Insurance Reform Achieves Results, But Accounting Issues Remain
No-Surrender and Low-Surrender Insurance Lapse Rate Guideline Fails to Meet Goals
Insurance Industry Calls for Increased Communication Under Permanent System
The Insurance Reform Council, which has been underway since May last year to address challenges facing the insurance industry, recently concluded its 7th meeting. Financial authorities have achieved considerable results, such as developing insurance products related to low birth rates and aging populations and proposing measures to improve unhealthy sales practices. At the final meeting, the authorities self-assessed that 23 out of 74 tasks had been institutionalized and announced plans to transition the meetings to a permanent system going forward.

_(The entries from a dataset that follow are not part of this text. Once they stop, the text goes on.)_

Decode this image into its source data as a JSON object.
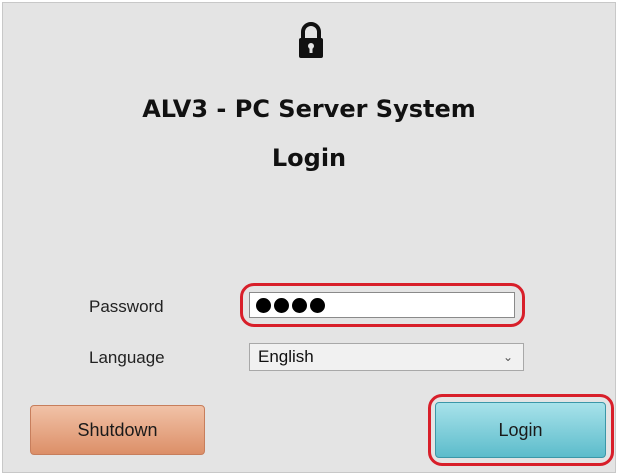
{
  "window": {
    "title_line1": "ALV3 - PC Server System",
    "title_line2": "Login"
  },
  "form": {
    "password_label": "Password",
    "password_masked_length": 4,
    "language_label": "Language",
    "language_selected": "English"
  },
  "buttons": {
    "shutdown_label": "Shutdown",
    "login_label": "Login"
  },
  "icons": {
    "lock": "lock-icon",
    "dropdown": "chevron-down-icon"
  },
  "colors": {
    "highlight": "#d81f2a",
    "shutdown_button": "#e9a582",
    "login_button": "#7ccfdb",
    "background": "#e4e4e4"
  }
}
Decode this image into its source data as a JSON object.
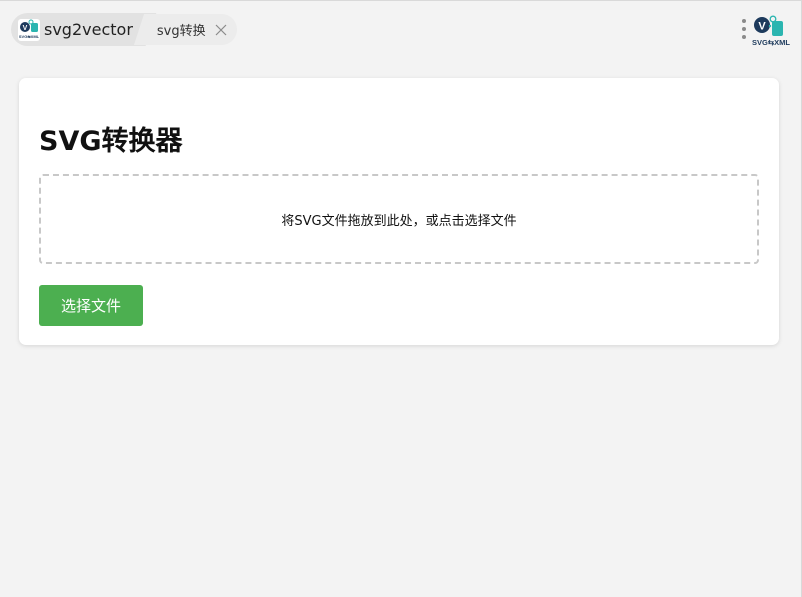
{
  "tabs": {
    "main_label": "svg2vector",
    "main_icon": "svg2vector-logo-icon",
    "sub_label": "svg转换",
    "close_icon": "close-icon"
  },
  "header": {
    "menu_icon": "more-vertical-icon",
    "logo_text": "SVG⇆XML",
    "logo_letter": "V"
  },
  "main": {
    "title": "SVG转换器",
    "drop_text": "将SVG文件拖放到此处，或点击选择文件",
    "select_button_label": "选择文件"
  },
  "colors": {
    "accent": "#4caf50",
    "logo_dark": "#1d3a5c",
    "logo_teal": "#2bb5b0",
    "background": "#f3f3f3"
  }
}
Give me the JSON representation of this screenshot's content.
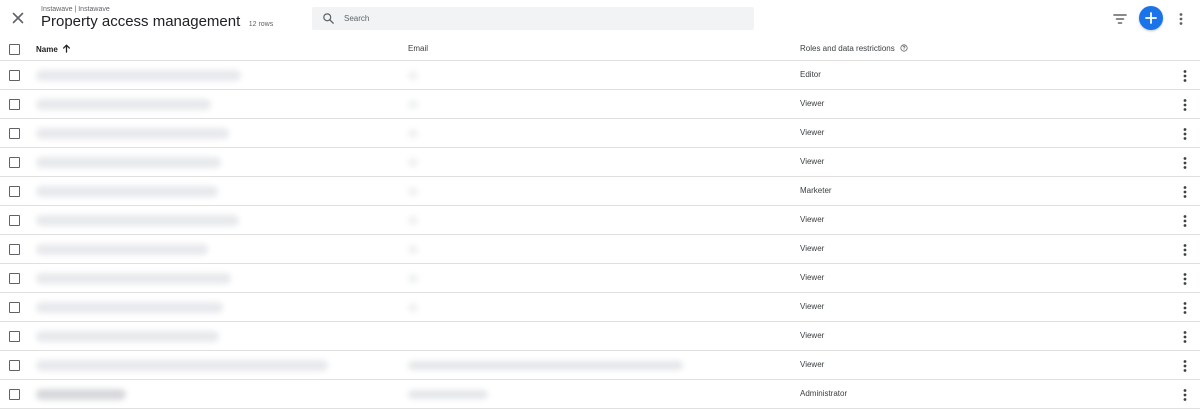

The insurance industry has largely criticized this decision as irresponsible. They argue that frequent changes to insurance accounting standards caused market confusion, and instead of properly managing the aftermath, the authorities hastily ended the regular meetings. A representative example is the no-surrender and low-surrender insurance lapse rate assumption guideline introduced at the 4th meeting in November last year. At that time, the authorities believed insurers had optimistically assumed lapse rates to inflate performance and introduced measures to encourage more conservative assumptions.
The market confusion stemmed from discord among financial supervisory authorities. When the Financial Services Commission announced the measures, it required insurers to choose between the 'principle model' and the 'exception model' for lapse rate assumptions. Later, as many insurers sought to select the exception model to reflect their unique circumstances, the Financial Supervisory Service pressured them to choose the principle model. Ultimately, all insurers except Lotte Insurance adopted the principle model. Subsequently, these insurers had to individually explain the potential performance fluctuations due to accounting standard changes to global investment banks (IBs).
In the end, the guideline failed to achieve its goal of preventing performance inflation. Most insurers suspected of inflating results posted record-high earnings last year. Rather, the application of the guideline caused the solvency ratio (K-ICS) to decline, worsening insurers' soundness. Consumer benefits also decreased. From April, products reflecting the no-surrender and low-surrender insurance lapse rate assumption guideline will be released, with premiums rising about 10-20% compared to before. An executive from an insurance company said, "It is questionable who these measures were really for," adding, "No one has benefited from the application of the guideline."
The improvement plan for surrender value reserves prepared at the 3rd meeting also sparked controversy. Surrender value reserves are funds insurers set aside in advance to refund customers when they cancel insurance contracts. With the introduction of International Financial Reporting Standards (IFRS17), the reserve size increased, causing a reduction in tax revenue and dividend capacity. The authorities announced an improvement plan last September, but it proved ineffective. They stipulated that if K-ICS exceeds 200%, only 80% of the reserves need to be set aside, but as of the fourth quarter last year, only Samsung Fire & Marine Insurance and DB Insurance met this criterion. Consequently, many insurers were unable to pay dividends at year-end, and K-ICS declines due to the no-surrender and low-surrender insurance guideline followed. In response, the authorities announced at the 7th meeting that they would lower the K-ICS threshold back to 170%.
Many of the side effects caused by accounting changes were anticipated before and after the implementation of the measures. Industry insiders agree that the authorities hastily executed the measures without adequately reflecting voices from the field. There is also concern that transitioning the Insurance Reform Council from a regular, official channel to a less publicly noticed permanent system may result in a meeting body tailored to the authorities' preferences, potentially causing further side effects. To dispel such misunderstandings, it is hoped that the authorities will communicate with the industry more frequently than the current 1-2 month intervals.